Young children tend to believe in God innately. This is true whether children are raised in religious homes or non-religious ones and in countries that are predominantly religious and in countries that are not. Even atheist sociologists have observed this phenomenon that some people have called “universal design intuition.” (See Universal Design Intuition & Darwin’s Blind Spot)

Since the Enlightenment, the general assumption in scientific and academic circles is that children outgrow naïve faith and civilizations do too as they advance in knowledge and sophistication. Thus, the modern assumption is that we outgrow faith in God as people and societies mature.

There is some truth to that assumption as we can see anecdotally (maybe in your own life or in the lives of people you know) and from the history of Western Civilization, with evidence of declining religious belief. Still, 81% of people in the United States in 2022 believed in God (or a higher power) (as reported in a Gallup poll), and the number increased to 82% in 2023 (according to a Pew Research poll).
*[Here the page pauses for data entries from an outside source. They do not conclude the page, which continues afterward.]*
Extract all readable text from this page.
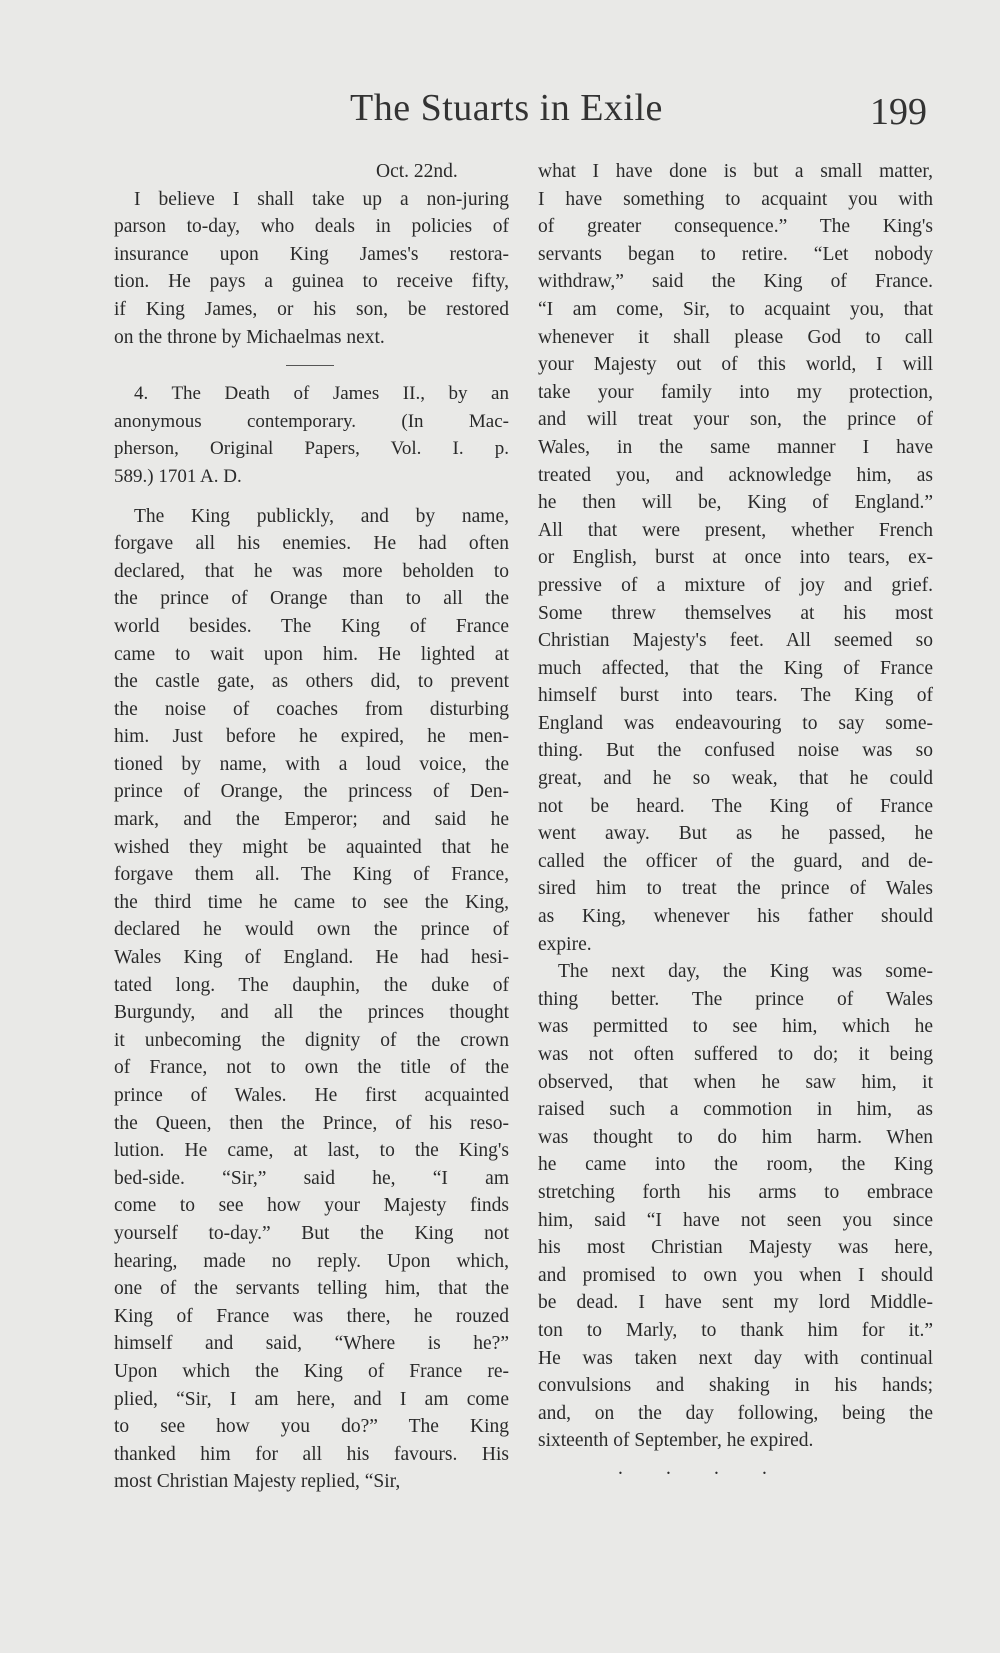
The Stuarts in Exile	199
Oct. 22nd.
I believe I shall take up a non-juring
parson to-day, who deals in policies of
insurance upon King James's restora-
tion. He pays a guinea to receive fifty,
if King James, or his son, be restored
on the throne by Michaelmas next.
4. The Death of James II., by an
anonymous contemporary. (In Mac-
pherson, Original Papers, Vol. I. p.
589.) 1701 A. D.
The King publickly, and by name,
forgave all his enemies. He had often
declared, that he was more beholden to
the prince of Orange than to all the
world besides. The King of France
came to wait upon him. He lighted at
the castle gate, as others did, to prevent
the noise of coaches from disturbing
him. Just before he expired, he men-
tioned by name, with a loud voice, the
prince of Orange, the princess of Den-
mark, and the Emperor; and said he
wished they might be aquainted that he
forgave them all. The King of France,
the third time he came to see the King,
declared he would own the prince of
Wales King of England. He had hesi-
tated long. The dauphin, the duke of
Burgundy, and all the princes thought
it unbecoming the dignity of the crown
of France, not to own the title of the
prince of Wales. He first acquainted
the Queen, then the Prince, of his reso-
lution. He came, at last, to the King's
bed-side. “Sir,” said he, “I am
come to see how your Majesty finds
yourself to-day.” But the King not
hearing, made no reply. Upon which,
one of the servants telling him, that the
King of France was there, he rouzed
himself and said, “Where is he?”
Upon which the King of France re-
plied, “Sir, I am here, and I am come
to see how you do?” The King
thanked him for all his favours. His
most Christian Majesty replied, “Sir,
what I have done is but a small matter,
I have something to acquaint you with
of greater consequence.” The King's
servants began to retire. “Let nobody
withdraw,” said the King of France.
“I am come, Sir, to acquaint you, that
whenever it shall please God to call
your Majesty out of this world, I will
take your family into my protection,
and will treat your son, the prince of
Wales, in the same manner I have
treated you, and acknowledge him, as
he then will be, King of England.”
All that were present, whether French
or English, burst at once into tears, ex-
pressive of a mixture of joy and grief.
Some threw themselves at his most
Christian Majesty's feet. All seemed so
much affected, that the King of France
himself burst into tears. The King of
England was endeavouring to say some-
thing. But the confused noise was so
great, and he so weak, that he could
not be heard. The King of France
went away. But as he passed, he
called the officer of the guard, and de-
sired him to treat the prince of Wales
as King, whenever his father should
expire.
The next day, the King was some-
thing better. The prince of Wales
was permitted to see him, which he
was not often suffered to do; it being
observed, that when he saw him, it
raised such a commotion in him, as
was thought to do him harm. When
he came into the room, the King
stretching forth his arms to embrace
him, said “I have not seen you since
his most Christian Majesty was here,
and promised to own you when I should
be dead. I have sent my lord Middle-
ton to Marly, to thank him for it.”
He was taken next day with continual
convulsions and shaking in his hands;
and, on the day following, being the
sixteenth of September, he expired.
. . . .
We have all heard about the “Great Dechurching” – the 40 million Americans who used to go to church, but no longer do. We have also heard about “the rise of the nones“, the increase in the number of Americans who are atheist, agnostic or religiously unaffiliated, which increased precipitously from 16% in 2007 to 30% by 2022!

The nones include people of every age, but the highest percentage of nones are Gen Z and millennials. These age groups have largely grown up not going to church, yet, Bible sales surged in 2024 by 22% (after years of declining sales), and that surge is attributable to first time purchasers among Gen Z and Millennials. (See Bible boom: Why are people buying so many Bibles?; and US Bible Sales Jump 22% in 2024, Driven by First-Time Buyers and New Versions: Circana BookScan)
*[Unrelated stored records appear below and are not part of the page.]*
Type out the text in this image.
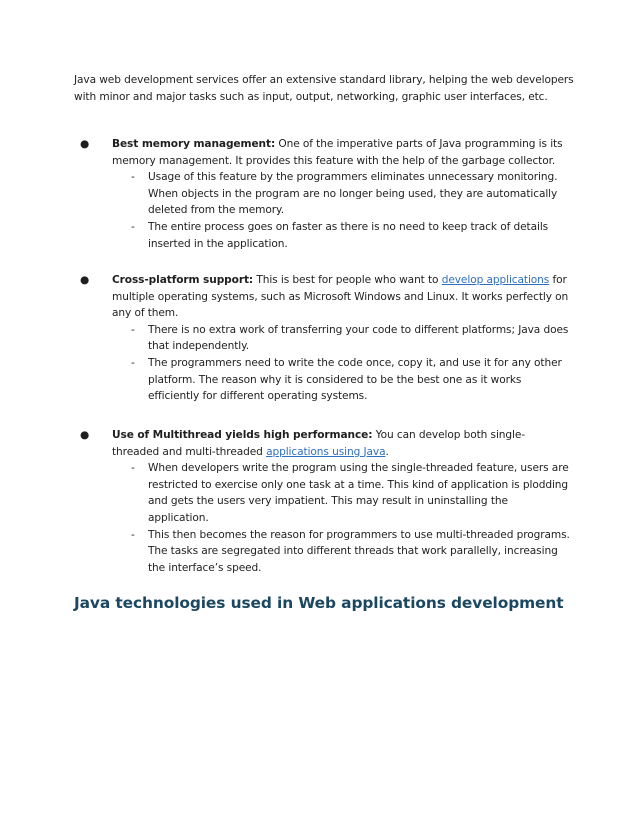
Java web development services offer an extensive standard library, helping the web developers with minor and major tasks such as input, output, networking, graphic user interfaces, etc.

●	Best memory management: One of the imperative parts of Java programming is its memory management. It provides this feature with the help of the garbage collector.
- Usage of this feature by the programmers eliminates unnecessary monitoring. When objects in the program are no longer being used, they are automatically deleted from the memory.
- The entire process goes on faster as there is no need to keep track of details inserted in the application.
●	Cross-platform support: This is best for people who want to develop applications for multiple operating systems, such as Microsoft Windows and Linux. It works perfectly on any of them.
- There is no extra work of transferring your code to different platforms; Java does that independently.
- The programmers need to write the code once, copy it, and use it for any other platform. The reason why it is considered to be the best one as it works efficiently for different operating systems.
●	Use of Multithread yields high performance: You can develop both single-threaded and multi-threaded applications using Java.
- When developers write the program using the single-threaded feature, users are restricted to exercise only one task at a time. This kind of application is plodding and gets the users very impatient. This may result in uninstalling the application.
- This then becomes the reason for programmers to use multi-threaded programs. The tasks are segregated into different threads that work parallelly, increasing the interface’s speed.
Java technologies used in Web applications development
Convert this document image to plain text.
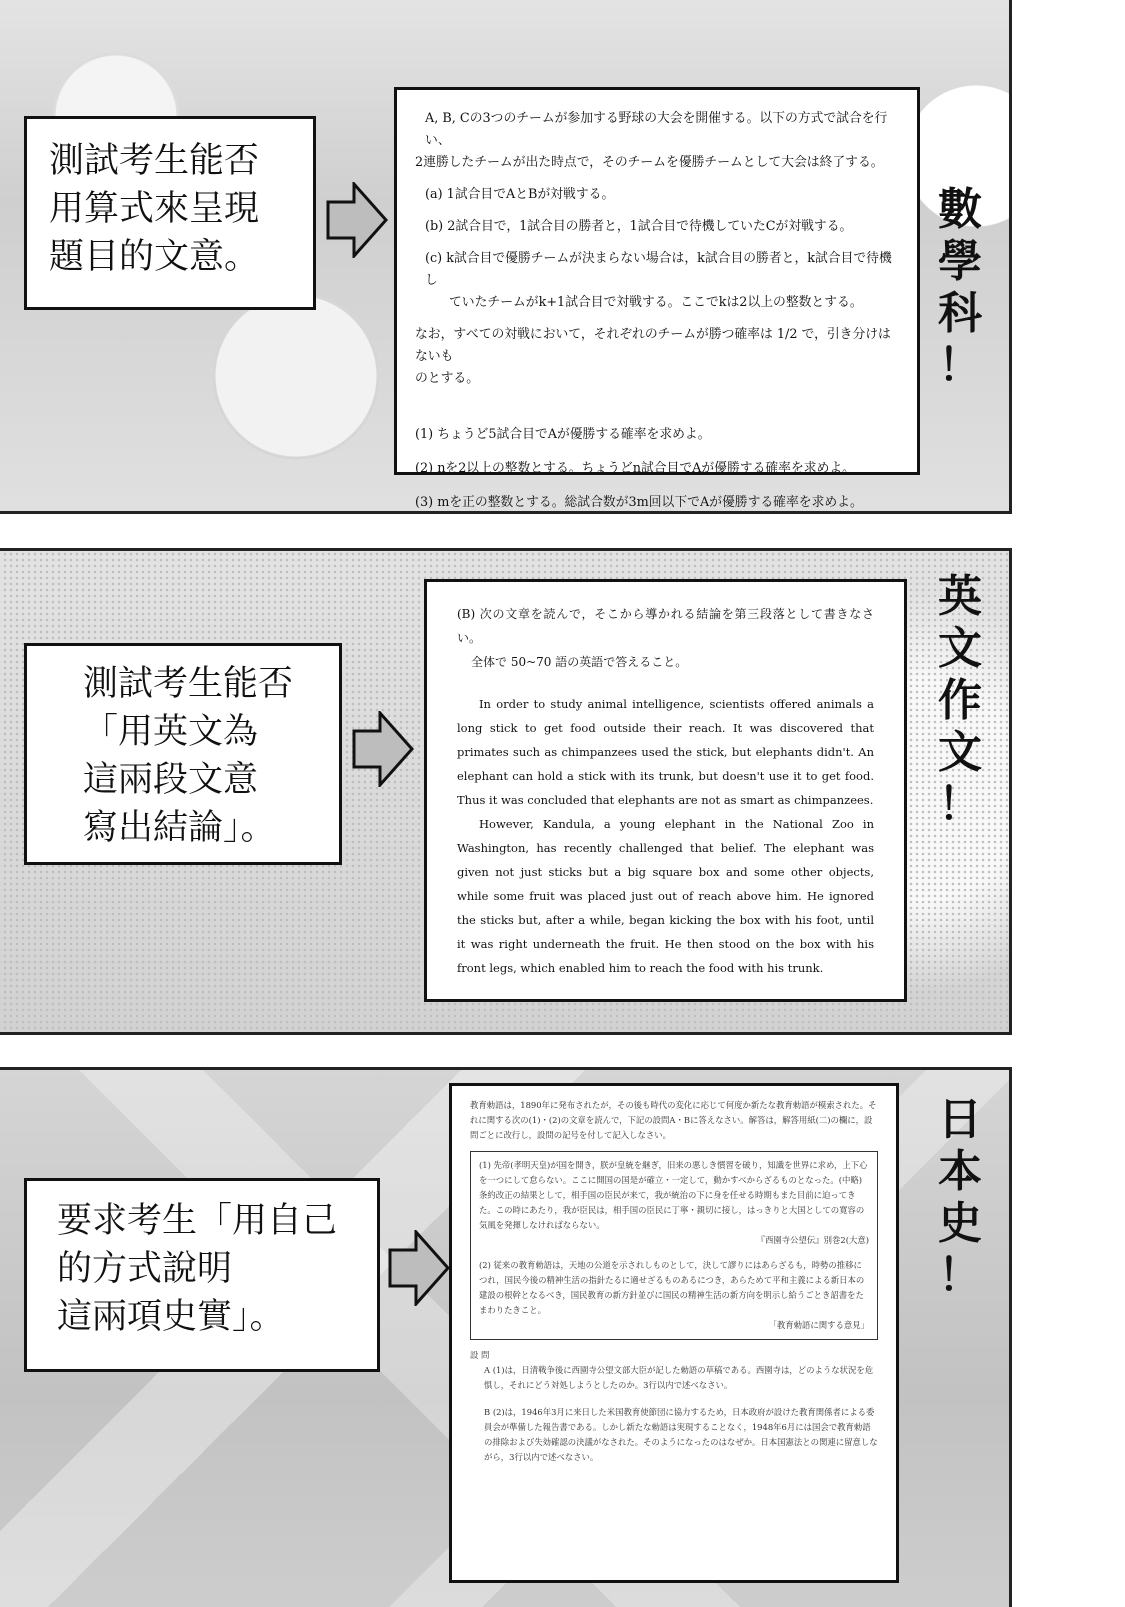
測試考生能否
用算式來呈現
題目的文意。

A, B, Cの3つのチームが参加する野球の大会を開催する。以下の方式で試合を行い、

2連勝したチームが出た時点で，そのチームを優勝チームとして大会は終了する。

(a) 1試合目でAとBが対戦する。

(b) 2試合目で，1試合目の勝者と，1試合目で待機していたCが対戦する。

(c) k試合目で優勝チームが決まらない場合は，k試合目の勝者と，k試合目で待機し

ていたチームがk+1試合目で対戦する。ここでkは2以上の整数とする。

なお，すべての対戦において，それぞれのチームが勝つ確率は 1/2 で，引き分けはないも

のとする。

(1) ちょうど5試合目でAが優勝する確率を求めよ。

(2) nを2以上の整数とする。ちょうどn試合目でAが優勝する確率を求めよ。

(3) mを正の整数とする。総試合数が3m回以下でAが優勝する確率を求めよ。

數
學
科
！
測試考生能否
「用英文為
這兩段文意
寫出結論」。

(B) 次の文章を読んで，そこから導かれる結論を第三段落として書きなさい。

全体で 50~70 語の英語で答えること。

In order to study animal intelligence, scientists offered animals a long stick to get food outside their reach. It was discovered that primates such as chimpanzees used the stick, but elephants didn't. An elephant can hold a stick with its trunk, but doesn't use it to get food. Thus it was concluded that elephants are not as smart as chimpanzees.

However, Kandula, a young elephant in the National Zoo in Washington, has recently challenged that belief. The elephant was given not just sticks but a big square box and some other objects, while some fruit was placed just out of reach above him. He ignored the sticks but, after a while, began kicking the box with his foot, until it was right underneath the fruit. He then stood on the box with his front legs, which enabled him to reach the food with his trunk.

英
文
作
文
！
要求考生「用自己
的方式說明
這兩項史實」。

教育勅語は，1890年に発布されたが，その後も時代の変化に応じて何度か新たな教育勅語が模索された。それに関する次の(1)・(2)の文章を読んで，下記の設問A・Bに答えなさい。解答は，解答用紙(二)の欄に，設問ごとに改行し，設問の記号を付して記入しなさい。

(1) 先帝(孝明天皇)が国を開き，朕が皇統を継ぎ，旧来の悪しき慣習を破り，知識を世界に求め，上下心を一つにして怠らない。ここに開国の国是が確立・一定して，動かすべからざるものとなった。(中略)条約改正の結果として，相手国の臣民が来て，我が統治の下に身を任せる時期もまた目前に迫ってきた。この時にあたり，我が臣民は，相手国の臣民に丁寧・親切に接し，はっきりと大国としての寛容の気風を発揮しなければならない。

『西園寺公望伝』別巻2(大意)

(2) 従来の教育勅語は，天地の公道を示されしものとして，決して謬りにはあらざるも，時勢の推移につれ，国民今後の精神生活の指針たるに適せざるものあるにつき，あらためて平和主義による新日本の建設の根幹となるべき，国民教育の新方針並びに国民の精神生活の新方向を明示し給うごとき詔書をたまわりたきこと。

「教育勅語に関する意見」

設 問

A (1)は，日清戦争後に西園寺公望文部大臣が記した勅語の草稿である。西園寺は，どのような状況を危惧し，それにどう対処しようとしたのか。3行以内で述べなさい。

B (2)は，1946年3月に来日した米国教育使節団に協力するため，日本政府が設けた教育関係者による委員会が準備した報告書である。しかし新たな勅語は実現することなく，1948年6月には国会で教育勅語の排除および失効確認の決議がなされた。そのようになったのはなぜか。日本国憲法との関連に留意しながら，3行以内で述べなさい。

日
本
史
！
The hint of a spiritual renewal in the West isn’t limited to young Americans. Justin Brierley has reported on and written a book about the Surprising Rebirth of Belief in God in the UK. (See The Surprising Rebirth of Belief in God: Why New Atheism Grew Old and Secular Thinkers Are Considering Christianity Again) Agnositics and atheists, at least in the UK, are rethinking their positions on Christianity in noticeable numbers.

While Brierley’s thesis is largely based on anecdotal evidence, the volume of his anecdotal evidence is impressive. He has been hosting dialogues between atheists and Christians regularly since the mid-2000’s, and his data comes from a combination of atheists who have recently cozied up to the idea of God and religion and former atheists who unabashedly believe in God now.

My writing today is inspired by one such former atheist, a bio-chemist with a robust career in science, who became a believer in his middle age. Sy Garte wrote a book about his journey from atheism to faith, The Works of His Hands: A Scientist’s Journey from Atheism to Faith, in which he explains how a combination of science and his experience led him to believe.

The science opened his mind to the possibility of God. His study of religions, philosophy, and theology led him to an intellectual acknowledgement of the likelihood of God, but his experience and willingness to embrace it brought him in the door to faith in God.


In a recent interview with John Dickson on the Undeceptions podcast, Sy Garte provides some advice to listeners who believe science holds all the answers to reality and truth by insisting that nothing in science contradicts the Bible.


If you read his whole story, he explains how science suggested the possibility of God to him, but he also emphasizes the importance of experience in belief. His acknowledgement of the role of experience, I think, is important, and it is underappreciated.

Skeptics and believers, alike, discount experience. A skeptic might chalk experience up to fantasy, a desire to believe, a disconnection with reality, or similar thinking. A believer might question the experiences of people who arrive at unorthodox beliefs based on their experiences.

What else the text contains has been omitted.